Having been very impressed with James' previous book on the psychosocial drama that is modern parenting (They F*** You Up), I was looking forward to hearing what he had to say on childrearing, for that is how this new book sells itself. It appears to all intents and purposes to be a self-help or how-to handbook, but I found it worse than useless from a practical perspective and exceedingly frustrating to read.
On the issue of what James' has to say about being a better parent, the book falls at an important self-help hurdle by simply proposing that the reader "get help" (and expensive, legthy psychoanalytic help, at that) rather than providing any tangible help itself. In order to psychoanalyse yourself into better parenting in the manner James' recommends, you need to buy his previous book - which begs the question: what is this one for? Many of his position statements ("Daycare Is EVIL!", "If you want to go back to work, Then Go") simply place parents in an impossible and depressing Catch 22 and James' only "solution" is that we need to radically re-create our society. A point I entirely agree with - but one which does not help me deal with my toddler one iota. The book at times, seems aimed at politicians, not parents.
Stylistically and structurally, it is an irritating read. James has buried all the (very interesting) "science-y stuff" away in themed appendices (some of these quite lengthy), and you never know whether it would be best to leave them until later, or abandon the main text to read them now. He spends the first third of the book describing in detail the personality type of the "Organiser", but much of the time defines their characterstics as being opposite that of the "Hugger" - a type he doesn't properly introduce until the second act.
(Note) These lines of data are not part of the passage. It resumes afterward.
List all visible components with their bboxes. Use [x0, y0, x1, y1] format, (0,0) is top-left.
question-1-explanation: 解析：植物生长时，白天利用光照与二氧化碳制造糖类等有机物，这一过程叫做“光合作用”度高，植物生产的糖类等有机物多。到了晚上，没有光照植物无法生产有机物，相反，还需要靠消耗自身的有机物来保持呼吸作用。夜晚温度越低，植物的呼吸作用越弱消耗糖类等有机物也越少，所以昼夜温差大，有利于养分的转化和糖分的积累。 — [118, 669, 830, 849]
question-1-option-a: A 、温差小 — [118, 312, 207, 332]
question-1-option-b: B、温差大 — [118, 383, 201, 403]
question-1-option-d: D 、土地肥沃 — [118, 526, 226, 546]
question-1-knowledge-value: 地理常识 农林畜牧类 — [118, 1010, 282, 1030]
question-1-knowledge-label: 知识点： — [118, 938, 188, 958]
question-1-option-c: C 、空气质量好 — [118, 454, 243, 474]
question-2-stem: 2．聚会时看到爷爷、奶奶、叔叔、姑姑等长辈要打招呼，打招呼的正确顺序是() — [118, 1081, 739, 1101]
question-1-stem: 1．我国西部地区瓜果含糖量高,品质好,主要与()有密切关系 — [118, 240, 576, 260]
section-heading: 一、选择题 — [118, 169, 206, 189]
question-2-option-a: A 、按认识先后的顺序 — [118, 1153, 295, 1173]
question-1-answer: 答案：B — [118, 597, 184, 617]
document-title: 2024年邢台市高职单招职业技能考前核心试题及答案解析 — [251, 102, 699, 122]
I spent much of my time thinking that it would have been best to have introduced these personality types more completely at the beginning and interwoven their perspectives throughout the book.
Finally, comparing research on the adverse effects of daycare to research on serious sexual abuse is unecessary and unhelpful - I can imagine parents up and down the country slitting their wrists at this juncture. All in all, this was a disappointing and unecessary follow-up to his far superior They F*** You Up.